正月初十,常遇春帶著一隊人乘小船去了附近一座大島。
那座島比婆羅洲小一些,但也不小,島上森林密布,有幾座活火山,冒著煙。
朱栐讓常遇春去看看島上有沒有人,有沒有淡水,適不適合駐軍。
常遇春去了三天,回來時曬黑了一圈,但精神頭很足。
“王爺!那島上有土著!黑皮膚的,穿著草裙,看見咱們就跑!”他一進營房就嚷嚷的道。
朱栐來了興趣的道:“跑哪兒去了?”
“跑山里去了,咱們追了一段,沒追上,不過那島上有淡水,有幾條河,水質不錯。海邊還有大片平地,適合建城。”常遇春喝了口水道。
朱栐點點頭,攤開輿圖,在上面標注了一下。
“常叔辛苦了,那島先記下,等這邊忙完,再派人去仔細探探。”
常遇春湊過來看輿圖,發現上面密密麻麻標滿了記號。
“王爺,您這輿圖畫得可真詳細。”
“工部的人畫的,俺只是把去過的地方標出來。”朱栐道。
常遇春看著輿圖上那大片空白的海域,咋舌道:“這南洋可真大,咱們打了這么久,才占了這么一小片。”

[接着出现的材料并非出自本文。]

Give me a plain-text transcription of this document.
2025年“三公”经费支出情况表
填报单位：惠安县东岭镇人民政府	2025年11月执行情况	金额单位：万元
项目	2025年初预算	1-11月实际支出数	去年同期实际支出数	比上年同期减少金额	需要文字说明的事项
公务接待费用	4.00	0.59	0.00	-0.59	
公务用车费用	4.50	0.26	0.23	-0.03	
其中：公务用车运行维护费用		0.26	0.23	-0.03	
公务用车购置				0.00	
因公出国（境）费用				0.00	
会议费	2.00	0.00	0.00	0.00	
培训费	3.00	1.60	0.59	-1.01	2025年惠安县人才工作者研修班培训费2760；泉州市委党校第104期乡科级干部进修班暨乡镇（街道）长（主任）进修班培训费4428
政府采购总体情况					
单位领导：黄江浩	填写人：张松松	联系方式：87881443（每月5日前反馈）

“慢慢來,先吃透這一片,再往南走。”朱栐收起輿圖,“
正月十五,元宵節。
營地里張燈結彩,士兵們用竹篾扎了簡易的燈籠,點上蠟燭,掛在營房門口。
伙房做了湯圓,芝麻餡的,花生餡的,每個人分了一碗。
朱栐端著一碗湯圓,坐在碼頭邊的木樁上,看著海面上的月亮。
今晚的月亮很圓,很亮,在海面上鋪了一條銀色的路。
遠處,幾艘戰船靜靜地浮在海面上,船上的燈籠倒映在水中,隨著海浪輕輕晃動。
常遇春、王保保和徐達也端著碗過來,在朱栐身邊坐下。
“王爺,想家了吧!”常遇春問。
朱栐點點頭:“有點想觀音奴和閨女兒子了,也不知她們這會兒在干啥。”
“肯定也在吃湯圓,想您呢!”常遇春笑道。
王保保接口道:“末將也有點想妹妹和外甥女了,瓊炯那孩子,末將走的時候剛會走路,現在怕是會跑了。”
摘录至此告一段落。